S&P 500 probabilmente in range più stretto nel 2023

 | 11.01.2023 11:13

  • Le condizioni finanziarie dovrebbero rimanere relativamente stabili nel prossimo futuro
  • L’S&P 500, di conseguenza, potrebbe muoversi in un range più ristretto rispetto agli ultimi anni
  • Uno scenario del genere potrebbe creare delle opportunità interessanti per i trader che cercano di battere il mercato
  • Con la prospettiva di una pausa nei cicli di rialzo dei tassi della maggior parte delle banche centrali, il 2023 difficilmente vivrà la stessa volatilità del 2022. Tuttavia, non essendoci una soluzione a breve termine all’attuale situazione macroeconomica, scommettere su un immediato rimbalzo a V sembra forzato.

    Sottolineo la parola "pausa" perché il contesto attuale non consente alle banche centrali di iniziare ad allentare le condizioni finanziarie in tempi brevi.

    Il mercato del lavoro rimane teso, i problemi della catena di approvvigionamento sono migliorati più dal lato della domanda che da quello dell’offerta, i prezzi delle materie prime sono diminuiti ma rimangono ben al di sopra della media storica e, nonostante il crollo del mercato azionario globale dello scorso anno, le valutazioni e i livelli di P/E rimangono elevati, soprattutto a fronte di costi del capitale più elevati.
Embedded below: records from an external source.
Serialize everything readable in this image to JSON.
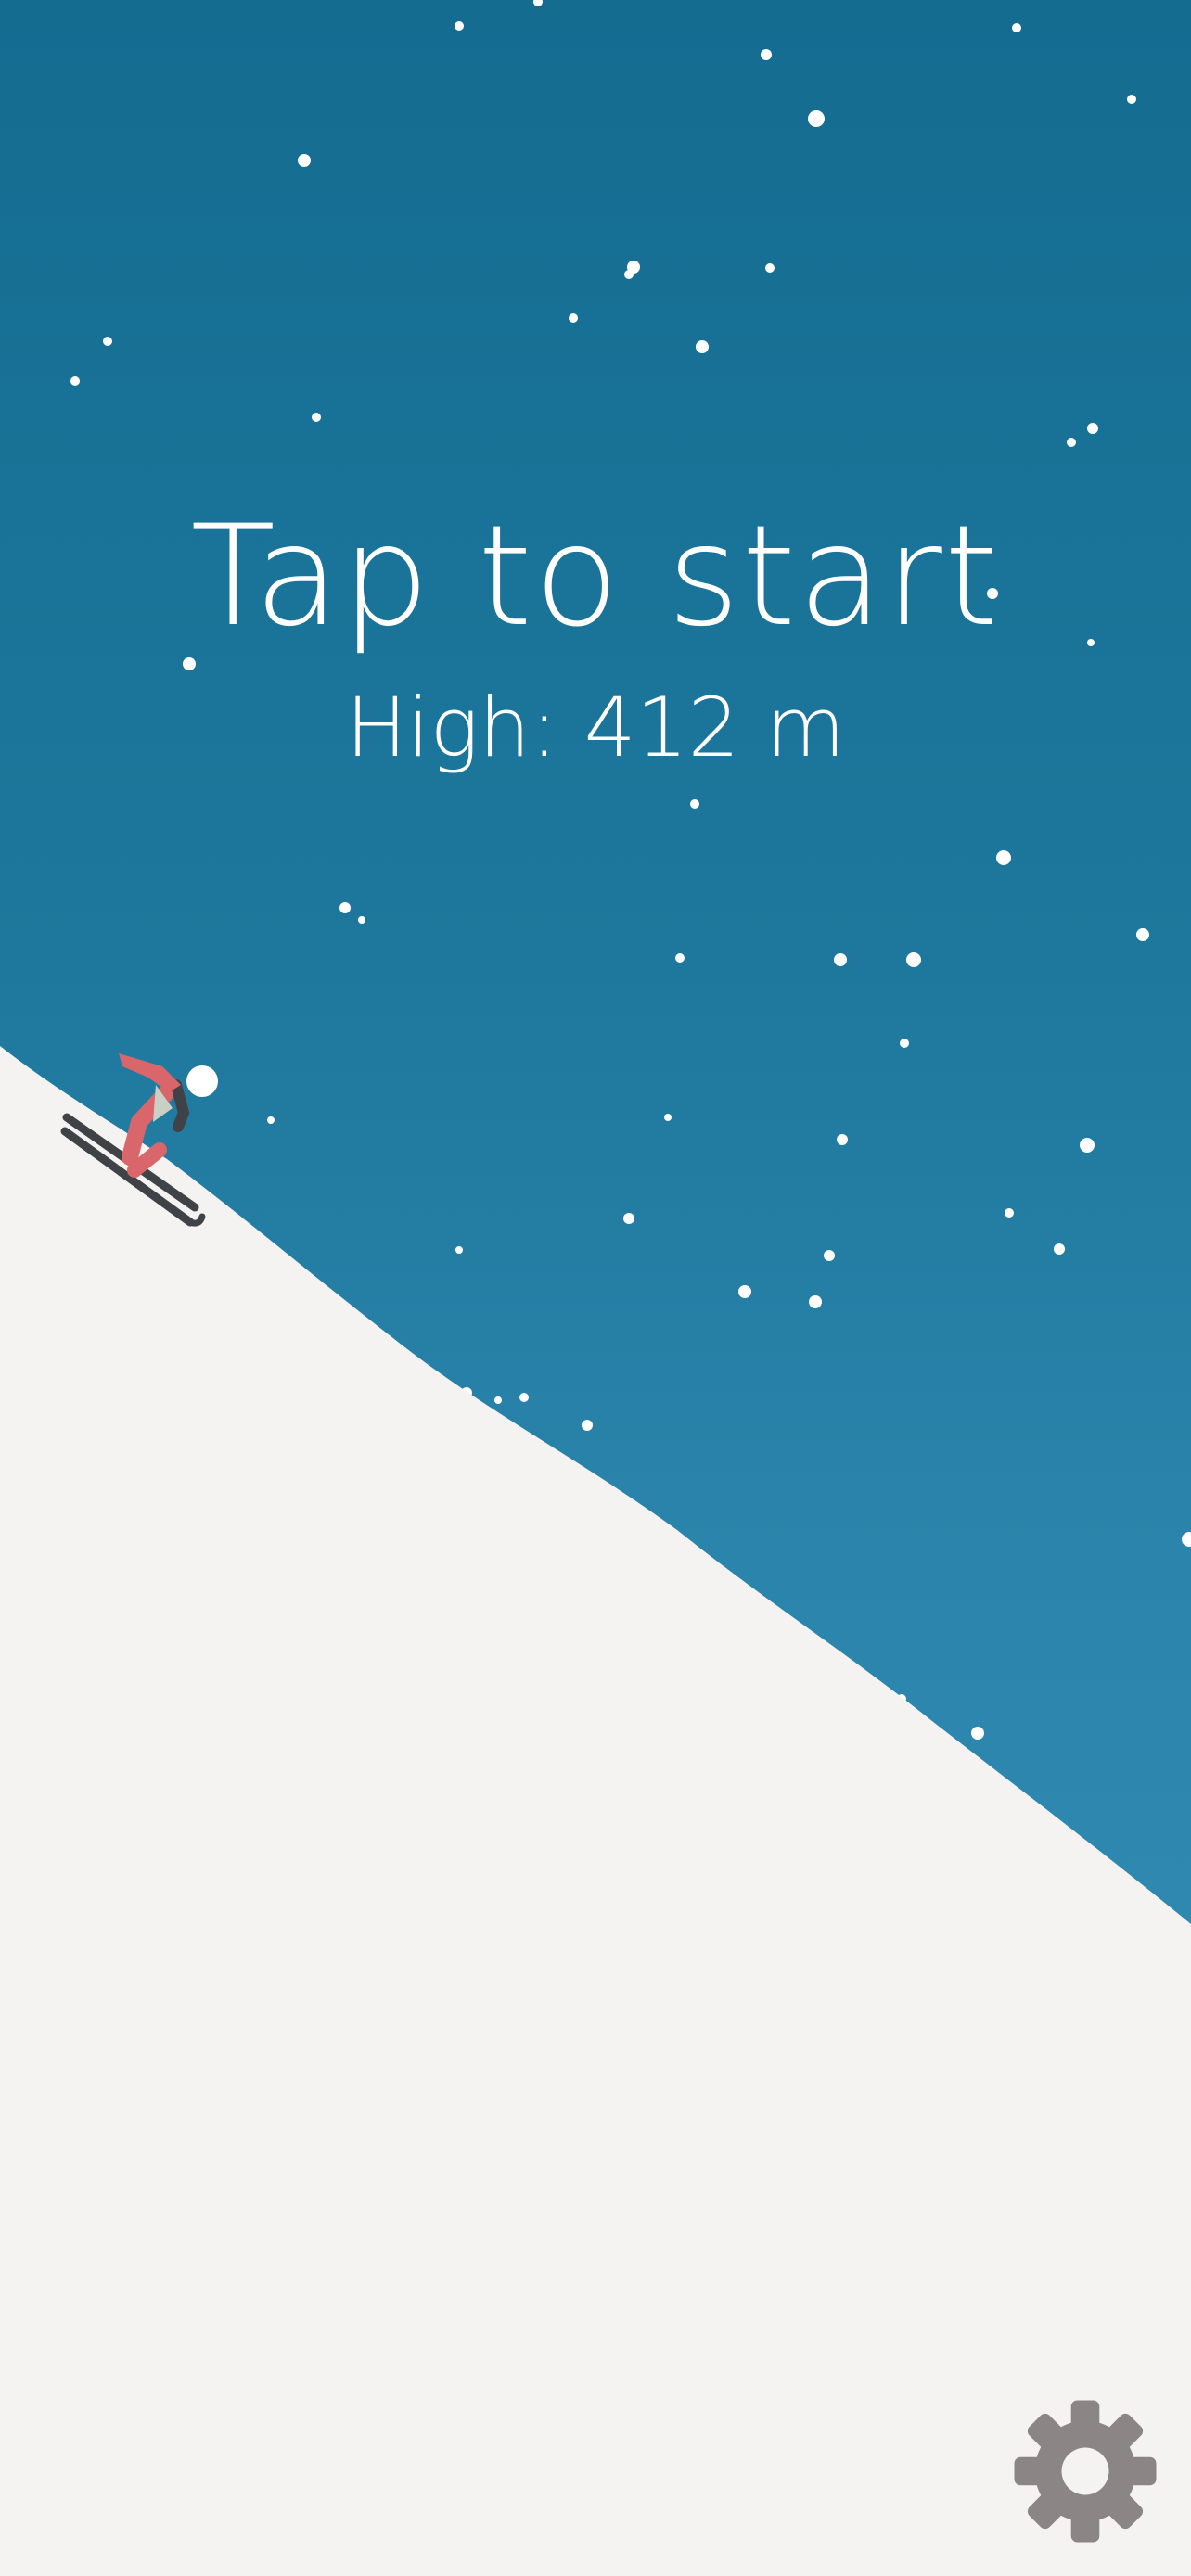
{
  "game": {
    "title": "Tap to start",
    "high_label": "High:",
    "high_value": "412 m"
  },
  "controls": {
    "settings_icon": "gear-icon"
  },
  "colors": {
    "sky_top": "#146c91",
    "sky_bottom": "#358fb7",
    "snow": "#f4f3f1",
    "skier_scarf": "#d9666b",
    "skier_body": "#c9d1c4",
    "skis": "#3f4348",
    "gear": "#8b8586",
    "text": "#ffffff"
  }
}
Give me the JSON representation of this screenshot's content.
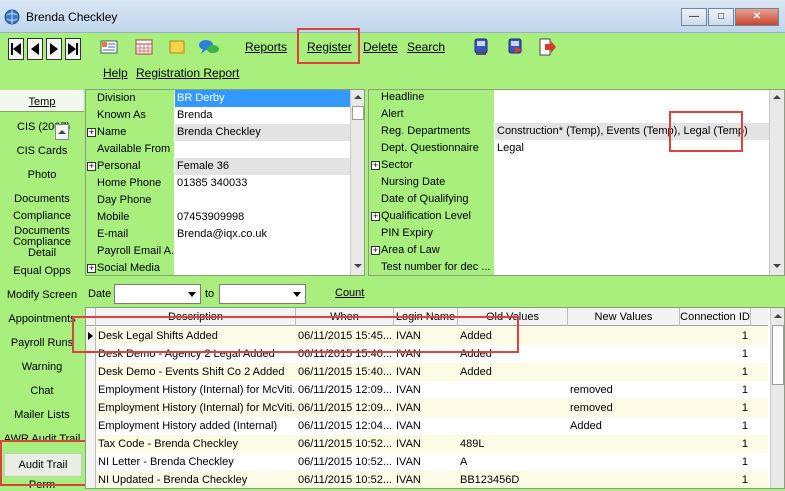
{
  "window": {
    "title": "Brenda Checkley"
  },
  "toolbar": {
    "links": [
      "Reports",
      "Register",
      "Delete",
      "Search"
    ],
    "links2": [
      "Help",
      "Registration Report"
    ]
  },
  "leftnav": [
    "Temp",
    "CIS (2007)",
    "CIS Cards",
    "Photo",
    "Documents",
    "Compliance",
    "Documents Compliance Detail",
    "Equal Opps",
    "Modify Screen",
    "Appointments",
    "Payroll Runs",
    "Warning",
    "Chat",
    "Mailer Lists",
    "AWR Audit Trail",
    "Audit Trail",
    "Perm"
  ],
  "details_left": [
    {
      "label": "Division",
      "value": "BR Derby",
      "plus": false,
      "highlight": true
    },
    {
      "label": "Known As",
      "value": "Brenda",
      "plus": false
    },
    {
      "label": "Name",
      "value": "Brenda Checkley",
      "plus": true,
      "grey": true
    },
    {
      "label": "Available From",
      "value": "",
      "plus": false
    },
    {
      "label": "Personal",
      "value": "Female 36",
      "plus": true,
      "grey": true
    },
    {
      "label": "Home Phone",
      "value": "01385 340033",
      "plus": false
    },
    {
      "label": "Day Phone",
      "value": "",
      "plus": false
    },
    {
      "label": "Mobile",
      "value": "07453909998",
      "plus": false
    },
    {
      "label": "E-mail",
      "value": "Brenda@iqx.co.uk",
      "plus": false
    },
    {
      "label": "Payroll Email A...",
      "value": "",
      "plus": false
    },
    {
      "label": "Social Media",
      "value": "",
      "plus": true
    }
  ],
  "details_right": [
    {
      "label": "Headline",
      "value": "",
      "plus": false
    },
    {
      "label": "Alert",
      "value": "",
      "plus": false
    },
    {
      "label": "Reg. Departments",
      "value": "Construction* (Temp), Events (Temp), Legal (Temp)",
      "plus": false,
      "grey": true
    },
    {
      "label": "Dept. Questionnaire",
      "value": "Legal",
      "plus": false
    },
    {
      "label": "Sector",
      "value": "",
      "plus": true
    },
    {
      "label": "Nursing Date",
      "value": "",
      "plus": false
    },
    {
      "label": "Date of Qualifying",
      "value": "",
      "plus": false
    },
    {
      "label": "Qualification Level",
      "value": "",
      "plus": true
    },
    {
      "label": "PIN Expiry",
      "value": "",
      "plus": false
    },
    {
      "label": "Area of Law",
      "value": "",
      "plus": true
    },
    {
      "label": "Test number for dec ...",
      "value": "",
      "plus": false
    }
  ],
  "filter": {
    "date_label": "Date",
    "to_label": "to",
    "count_label": "Count"
  },
  "audit": {
    "columns": [
      "Description",
      "When",
      "Login Name",
      "Old Values",
      "New Values",
      "Connection ID"
    ],
    "rows": [
      [
        "Desk Legal Shifts Added",
        "06/11/2015 15:45...",
        "IVAN",
        "Added",
        "",
        "1"
      ],
      [
        "Desk Demo - Agency 2 Legal Added",
        "06/11/2015 15:40...",
        "IVAN",
        "Added",
        "",
        "1"
      ],
      [
        "Desk Demo - Events Shift Co 2 Added",
        "06/11/2015 15:40...",
        "IVAN",
        "Added",
        "",
        "1"
      ],
      [
        "Employment History (Internal) for McViti...",
        "06/11/2015 12:09...",
        "IVAN",
        "",
        "removed",
        "1"
      ],
      [
        "Employment History (Internal) for McViti...",
        "06/11/2015 12:09...",
        "IVAN",
        "",
        "removed",
        "1"
      ],
      [
        "Employment History added (Internal)",
        "06/11/2015 12:04...",
        "IVAN",
        "",
        "Added",
        "1"
      ],
      [
        "Tax Code - Brenda Checkley",
        "06/11/2015 10:52...",
        "IVAN",
        "489L",
        "",
        "1"
      ],
      [
        "NI Letter - Brenda Checkley",
        "06/11/2015 10:52...",
        "IVAN",
        "A",
        "",
        "1"
      ],
      [
        "NI Updated - Brenda Checkley",
        "06/11/2015 10:52...",
        "IVAN",
        "BB123456D",
        "",
        "1"
      ]
    ]
  },
  "colors": {
    "background": "#a8ef7e",
    "highlight": "#3399ff",
    "annotation": "#e0413c"
  }
}
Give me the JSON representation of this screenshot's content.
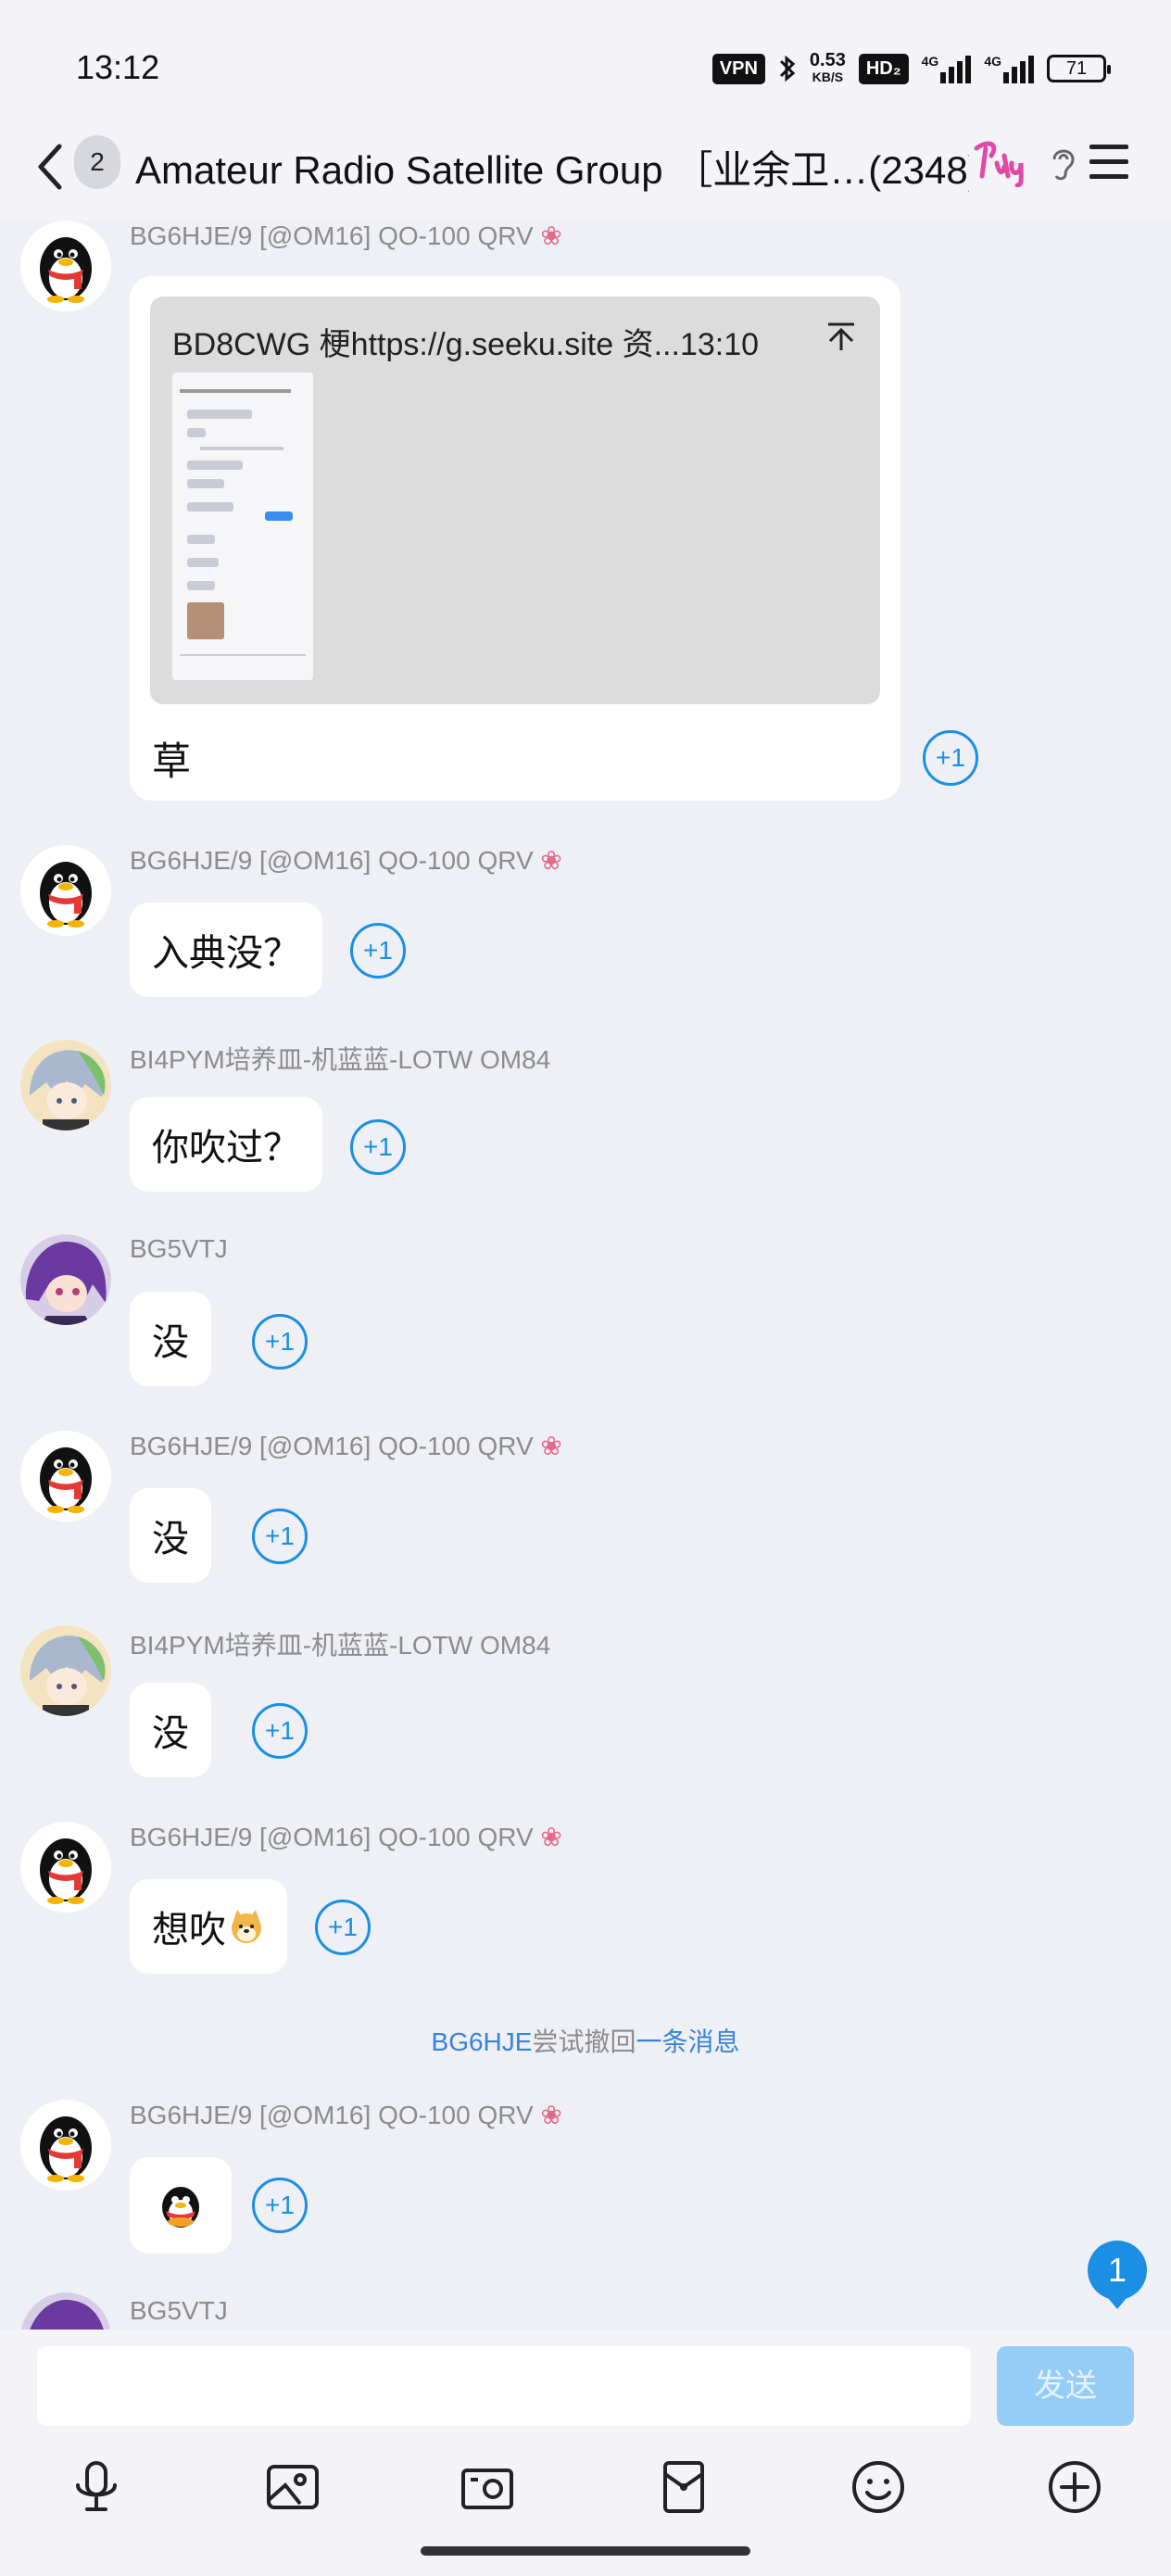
{
  "status_bar": {
    "time": "13:12",
    "vpn": "VPN",
    "speed_value": "0.53",
    "speed_unit": "KB/S",
    "hd": "HD₂",
    "net1": "4G",
    "net2": "4G",
    "battery": "71"
  },
  "header": {
    "back_count": "2",
    "title": "Amateur Radio Satellite Group ［业余卫…(2348)"
  },
  "quote_message": {
    "sender": "BG6HJE/9 [@OM16] QO-100 QRV",
    "quoted_title": "BD8CWG 梗https://g.seeku.site  资...13:10",
    "reply": "草",
    "plus_one": "+1"
  },
  "messages": [
    {
      "sender": "BG6HJE/9 [@OM16] QO-100 QRV",
      "text": "入典没？",
      "plus_one": "+1"
    },
    {
      "sender": "BI4PYM培养皿-机蓝蓝-LOTW OM84",
      "text": "你吹过？",
      "plus_one": "+1"
    },
    {
      "sender": "BG5VTJ",
      "text": "没",
      "plus_one": "+1"
    },
    {
      "sender": "BG6HJE/9 [@OM16] QO-100 QRV",
      "text": "没",
      "plus_one": "+1"
    },
    {
      "sender": "BI4PYM培养皿-机蓝蓝-LOTW OM84",
      "text": "没",
      "plus_one": "+1"
    },
    {
      "sender": "BG6HJE/9 [@OM16] QO-100 QRV",
      "text": "想吹",
      "plus_one": "+1"
    },
    {
      "sender": "BG6HJE/9 [@OM16] QO-100 QRV",
      "text": "",
      "plus_one": "+1"
    },
    {
      "sender": "BG5VTJ"
    }
  ],
  "recall_notice": {
    "user": "BG6HJE",
    "middle": "尝试撤回",
    "link": "一条消息"
  },
  "unread_count": "1",
  "composer": {
    "placeholder": "",
    "send_label": "发送"
  },
  "toolbar_icons": [
    "microphone-icon",
    "image-icon",
    "camera-icon",
    "red-packet-icon",
    "emoji-icon",
    "plus-icon"
  ]
}
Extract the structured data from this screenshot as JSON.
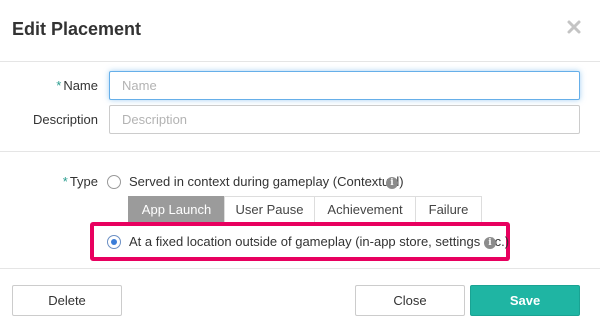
{
  "modal": {
    "title": "Edit Placement"
  },
  "form": {
    "name": {
      "required_mark": "*",
      "label": "Name",
      "value": "",
      "placeholder": "Name"
    },
    "description": {
      "label": "Description",
      "value": "",
      "placeholder": "Description"
    },
    "type": {
      "required_mark": "*",
      "label": "Type",
      "options": [
        {
          "label": "Served in context during gameplay (Contextual)",
          "checked": false
        },
        {
          "label": "At a fixed location outside of gameplay (in-app store, settings etc.)",
          "checked": true
        }
      ],
      "tabs": [
        {
          "label": "App Launch",
          "active": true
        },
        {
          "label": "User Pause",
          "active": false
        },
        {
          "label": "Achievement",
          "active": false
        },
        {
          "label": "Failure",
          "active": false
        }
      ]
    }
  },
  "footer": {
    "delete_label": "Delete",
    "close_label": "Close",
    "save_label": "Save"
  },
  "colors": {
    "accent": "#1fb5a3",
    "highlight": "#e8005f",
    "tab_active": "#9b9b9b",
    "focus": "#66afe9"
  },
  "icons": {
    "close": "close-icon",
    "info": "info-icon"
  }
}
    In uno scenario del genere, anche se l’inflazione dovesse scendere ben al di sotto delle aspettative del mercato nelle prossime rilevazioni, cosa che sembra effettivamente possibile, vista l’ultima serie di dati macroeconomici, un cambio di rotta riporterebbe quasi istantaneamente tutti i fattori scatenanti dell’attuale crisi.

    Tutto questo lascia la Fed praticamente bloccata tra l’incudine e il martello.

    Anche la cosiddetta soluzione del 7%, come suggerito dal presidente della Federal Reserve di St. Louis James Bullard la scorsa settimana, sembra del tutto fuori discussione.

    Secondo Bullard, la Fed dovrebbe mantenere il tasso dei fondi federali tra il 5% e il 7% per un bel po’ di tempo prima di abbassarlo per garantire che il mostro dell’inflazione venga finalmente ammansito domato da un punto di vista strutturale.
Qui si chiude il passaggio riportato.